Saturday, 17 August 2019

Ketika Kamar Tampak Gelap Istri Tetangga Disergap

Kamis, 9 Mei 2019 — 6:30 WIB
9-DIA-9-MEI-19

RUPANYA Yusuf, 46, penderita penyakit “subita” (suka bini tetangga) stadium empat. Setiap melihat kemolekan tubuh Ny. Fitri, 28, yang aduhai, ukuran celananya kontan berubah. Pas lampu PLN mati, Yusuf merayap ke kamar tidur Fitri, dan main sergap. Baru sempat cium dan raba-raba, korban teriak. Kacau semuanya.

Usia menjelang kepala lima, selera lelaki umumnya berubah. Dalam urusan wanita, dia lebih tertarik pada wanita usia 35 tahun ke atas, kelas emak-emaklah. Melihat wanita usia di bawah 30 tahun, kehilangan selera karena seperti ketemu anak sendiri. Tapi ini pandangan secara umum. Yang tidak umum, ada juga kakek bangkotan masih ngudak-udah gadis ABG. Jelas-jelas ini kakek genit, yang baru sembuh nanti setelah…..koit!

Yusuf warga Nibung, Kabupaten Muratara, Sumatera Selatan, usianya juga baru menjelang kepala lima, tapi selera akan perempuan belum bergeser.

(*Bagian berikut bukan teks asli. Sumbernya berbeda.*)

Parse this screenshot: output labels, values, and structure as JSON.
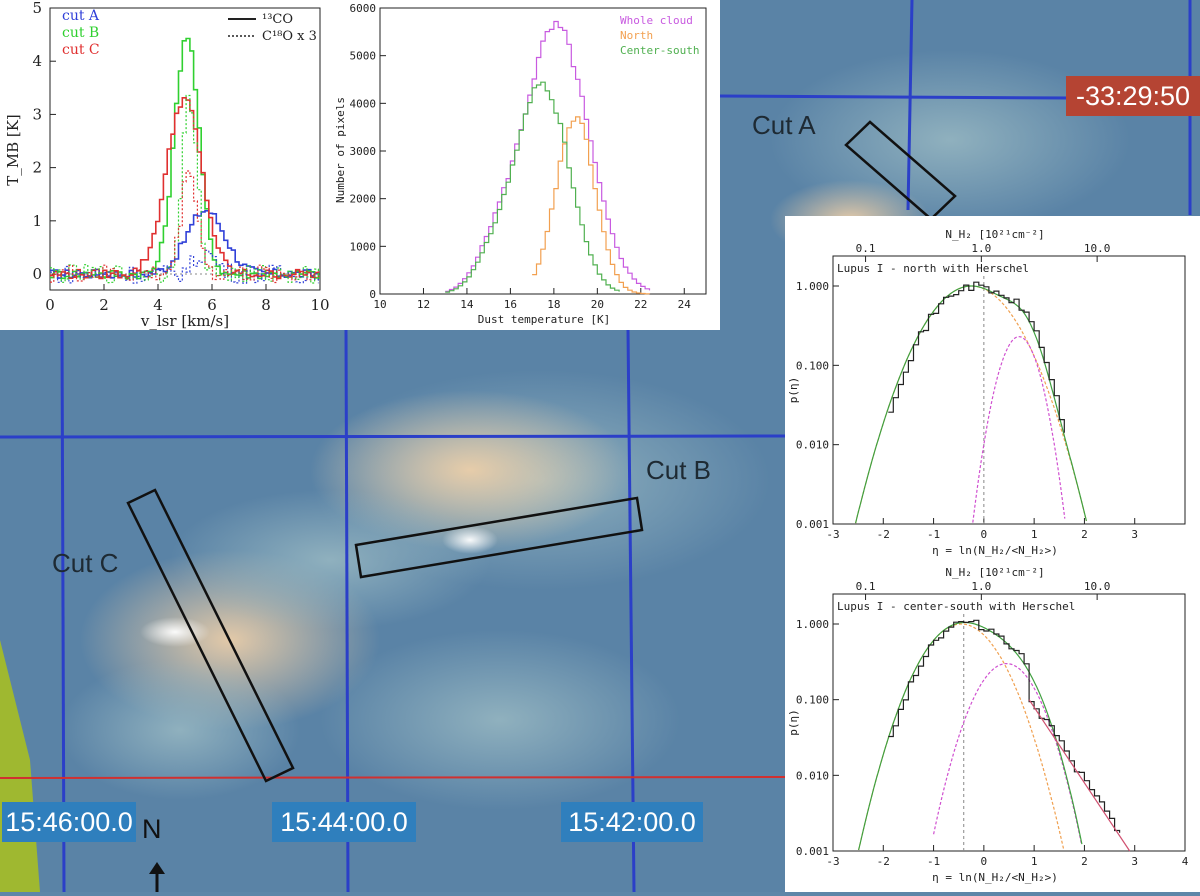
{
  "map": {
    "coordinate_labels": {
      "ra_left": "15:46:00.0",
      "ra_middle": "15:44:00.0",
      "ra_right": "15:42:00.0",
      "dec": "-33:29:50"
    },
    "cuts": [
      "Cut A",
      "Cut B",
      "Cut C"
    ],
    "north_label": "N",
    "colors": {
      "grid": "#2b3fc8",
      "ra_line": "#d03030",
      "box": "#111111",
      "label_bg": "#2f7fbd",
      "dec_bg": "#b54433"
    }
  },
  "chart_data": [
    {
      "type": "line",
      "title": "",
      "xlabel": "v_lsr [km/s]",
      "ylabel": "T_MB [K]",
      "xlim": [
        0,
        10
      ],
      "ylim": [
        -0.3,
        5
      ],
      "xticks": [
        0,
        2,
        4,
        6,
        8,
        10
      ],
      "yticks": [
        0,
        1,
        2,
        3,
        4,
        5
      ],
      "legend_cuts": [
        "cut A",
        "cut B",
        "cut C"
      ],
      "legend_lines": [
        "¹³CO",
        "C¹⁸O x 3"
      ],
      "colors": {
        "A": "#3040d8",
        "B": "#30d030",
        "C": "#e03030"
      },
      "series": [
        {
          "name": "cut A",
          "line": "13CO",
          "center": 5.7,
          "amplitude": 1.2,
          "width": 0.7
        },
        {
          "name": "cut B",
          "line": "13CO",
          "center": 5.0,
          "amplitude": 4.5,
          "width": 0.45
        },
        {
          "name": "cut C",
          "line": "13CO",
          "center": 4.9,
          "amplitude": 3.3,
          "width": 0.65
        },
        {
          "name": "cut A",
          "line": "C18O x 3",
          "center": 5.7,
          "amplitude": 0.4,
          "width": 0.4
        },
        {
          "name": "cut B",
          "line": "C18O x 3",
          "center": 5.1,
          "amplitude": 3.3,
          "width": 0.28
        },
        {
          "name": "cut C",
          "line": "C18O x 3",
          "center": 5.1,
          "amplitude": 2.0,
          "width": 0.3
        }
      ]
    },
    {
      "type": "bar",
      "title": "",
      "xlabel": "Dust temperature [K]",
      "ylabel": "Number of pixels",
      "xlim": [
        10,
        25
      ],
      "ylim": [
        0,
        6000
      ],
      "xticks": [
        10,
        12,
        14,
        16,
        18,
        20,
        22,
        24
      ],
      "yticks": [
        0,
        1000,
        2000,
        3000,
        4000,
        5000,
        6000
      ],
      "legend": [
        "Whole cloud",
        "North",
        "Center-south"
      ],
      "colors": {
        "Whole cloud": "#c85ae0",
        "North": "#f2a050",
        "Center-south": "#50b050"
      },
      "series": [
        {
          "name": "Whole cloud",
          "peak_x": 18.0,
          "peak_y": 5600,
          "x_range": [
            13.0,
            22.5
          ]
        },
        {
          "name": "North",
          "peak_x": 18.9,
          "peak_y": 3700,
          "x_range": [
            17.0,
            22.5
          ]
        },
        {
          "name": "Center-south",
          "peak_x": 17.4,
          "peak_y": 4400,
          "x_range": [
            13.0,
            21.0
          ]
        }
      ]
    },
    {
      "type": "line",
      "title": "Lupus I - north with Herschel",
      "xlabel": "η = ln(N_H₂/<N_H₂>)",
      "ylabel": "p(η)",
      "top_axis_label": "N_H₂ [10²¹cm⁻²]",
      "top_ticks": [
        "0.1",
        "1.0",
        "10.0"
      ],
      "xlim": [
        -3,
        4
      ],
      "ylim_log": [
        0.001,
        1.0
      ],
      "xticks": [
        -3,
        -2,
        -1,
        0,
        1,
        2,
        3
      ],
      "yticks": [
        "0.001",
        "0.010",
        "0.100",
        "1.000"
      ],
      "colors": {
        "hist": "#222222",
        "lognormal": "#40a040",
        "component1": "#f0a050",
        "component2": "#d050d0"
      },
      "components": [
        {
          "name": "component1",
          "mu": -0.25,
          "sigma": 0.62,
          "amp": 1.0
        },
        {
          "name": "component2",
          "mu": 0.7,
          "sigma": 0.28,
          "amp": 0.23
        }
      ],
      "vline_eta": 0.0
    },
    {
      "type": "line",
      "title": "Lupus I - center-south with Herschel",
      "xlabel": "η = ln(N_H₂/<N_H₂>)",
      "ylabel": "p(η)",
      "top_axis_label": "N_H₂ [10²¹cm⁻²]",
      "top_ticks": [
        "0.1",
        "1.0",
        "10.0"
      ],
      "xlim": [
        -3,
        4
      ],
      "ylim_log": [
        0.001,
        1.0
      ],
      "xticks": [
        -3,
        -2,
        -1,
        0,
        1,
        2,
        3,
        4
      ],
      "yticks": [
        "0.001",
        "0.010",
        "0.100",
        "1.000"
      ],
      "colors": {
        "hist": "#222222",
        "lognormal": "#40a040",
        "component1": "#f0a050",
        "component2": "#d050d0",
        "powerlaw": "#d05070"
      },
      "components": [
        {
          "name": "component1",
          "mu": -0.45,
          "sigma": 0.55,
          "amp": 1.0
        },
        {
          "name": "component2",
          "mu": 0.45,
          "sigma": 0.45,
          "amp": 0.3
        }
      ],
      "powerlaw": {
        "eta_range": [
          0.9,
          2.9
        ],
        "p_range": [
          0.1,
          0.001
        ]
      },
      "vline_eta": -0.4
    }
  ]
}
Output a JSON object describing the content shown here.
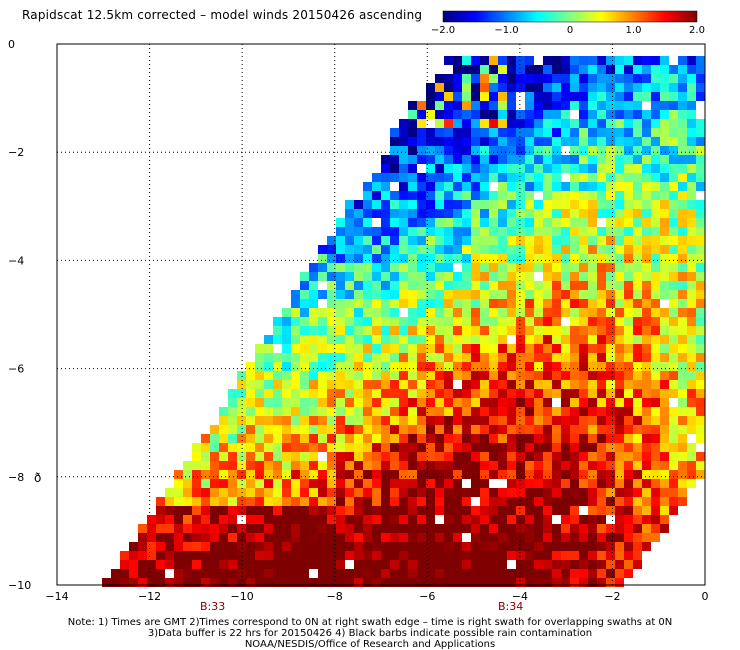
{
  "title": "Rapidscat 12.5km corrected – model winds 20150426 ascending",
  "colorbar": {
    "range": [
      -2.0,
      2.0
    ],
    "tick_labels": [
      "−2.0",
      "−1.0",
      "0",
      "1.0",
      "2.0"
    ],
    "tick_values": [
      -2.0,
      -1.0,
      0,
      1.0,
      2.0
    ],
    "colors": [
      "#00007f",
      "#0000ff",
      "#007fff",
      "#00ffff",
      "#7fff7f",
      "#ffff00",
      "#ff7f00",
      "#ff0000",
      "#7f0000"
    ]
  },
  "map": {
    "x_range": [
      -14,
      0
    ],
    "y_range": [
      -10,
      0
    ],
    "x_tick_labels": [
      "−14",
      "−12",
      "−10",
      "−8",
      "−6",
      "−4",
      "−2",
      "0"
    ],
    "y_tick_labels": [
      "0",
      "−2",
      "−4",
      "−6",
      "−8",
      "−10"
    ],
    "grid": "dotted",
    "swath_labels": [
      "B:33",
      "B:34"
    ],
    "swath_label_color": "#7f0000",
    "marker_symbol": "ð"
  },
  "notes": [
    "Note: 1) Times are GMT 2)Times correspond to 0N at right swath edge – time is right swath for overlapping swaths at 0N",
    "3)Data buffer is 22 hrs for 20150426 4) Black barbs indicate possible rain contamination",
    "NOAA/NESDIS/Office of Research and Applications"
  ]
}
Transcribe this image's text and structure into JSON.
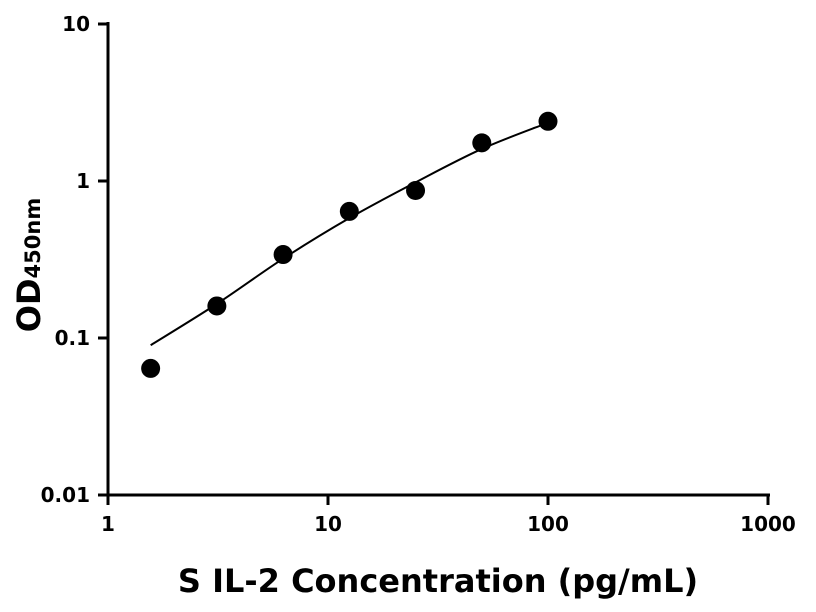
{
  "chart_data": {
    "type": "scatter",
    "title": "",
    "xlabel": "S IL-2 Concentration (pg/mL)",
    "ylabel": "OD",
    "ylabel_subscript": "450nm",
    "xscale": "log",
    "yscale": "log",
    "xlim": [
      1,
      1000
    ],
    "ylim": [
      0.01,
      10
    ],
    "x_ticks": [
      1,
      10,
      100,
      1000
    ],
    "x_tick_labels": [
      "1",
      "10",
      "100",
      "1000"
    ],
    "y_ticks": [
      0.01,
      0.1,
      1,
      10
    ],
    "y_tick_labels": [
      "0.01",
      "0.1",
      "1",
      "10"
    ],
    "grid": false,
    "legend": "none",
    "series": [
      {
        "marker": "filled-circle",
        "color": "#000000",
        "x": [
          1.5625,
          3.125,
          6.25,
          12.5,
          25,
          50,
          100
        ],
        "y": [
          0.064,
          0.16,
          0.34,
          0.64,
          0.87,
          1.75,
          2.4
        ]
      }
    ],
    "fit_curve": {
      "color": "#000000",
      "x": [
        1.5625,
        3.125,
        6.25,
        12.5,
        25,
        50,
        100
      ],
      "y": [
        0.09,
        0.165,
        0.32,
        0.58,
        0.98,
        1.6,
        2.35
      ]
    }
  }
}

Melihat keluarga baru pasangan Murtaki – Fitri tetangga sendiri, pikirannya justru ngeres nggak keruan. Penampilan Fitri yang seksi menggiurkan, bodi bahenol kata orang Betawi, bikin Yusuf cenut-cenut dia punya kepala, karena dia langsung membayangkan yang mboten-mboten.

Sejak itu Yusuf kena penyakit subita. Mestinya kan malu dengan namanya. Nabi Yusuf, meski digoda Siti Zulaikha yang cantik dan sekel nan cemekel, sama sekali tak tergiur. Ini Yusuf dari Nibung, setiap melihat Fitri langsung pengin ngambung (mencium) dan masuk dalam sarung. Padahal resikonya, bisa kena pentung.

Makin lama penyakit subita Yusuf semakin kronis dan masuk stadium empat. Sekali waktu pas rumah Fitri sepi, dia menyelinap dan berhasil cium pipi Fitri….ngok! Tapi karena korban teriak, Yusuf langsung kabur dan bersikap seperti tak terjadi apa-apa. Jika ada pepatah “lempar batu sembunyi tangan”, ya Yusuflah orangnya.

Pengalaman gagal dalam hal pelecehan seksual, tak membuat Yusuf kapok. Karena terkesima akan kata motifator bahwa kegagalan adalah sukses yang tertunda, lain hari Yusuf kembali mencoba. Kala itu kebetulan lampu PLN sedang mati, kembali dia merayap ke kamar Fitri. Dalam kegelapan dia langsung menyergap istri Murtaki. Karena terlambat bereaksi, Fitri pura-pura pasrah. Walhasil Yusuf sempat “entuk-entukan” dari cium pipi sampai mencium bibir, clepotttt……

Ketika Yusuf mau melebar ke mana-mana, Fitri pun berteriak lantang, “Toloooong!” Kagetlah Yusuf. Dikiranya pasrah, ternyata malah panggil orang. Kembali dia kabur. Kebetulan Murtaki sudah pulang kerja, sehingga bersama tetangga perusuh rumahtangga itu langsung dikejar sampai dapat dan kemudian diserahkan ke polisi.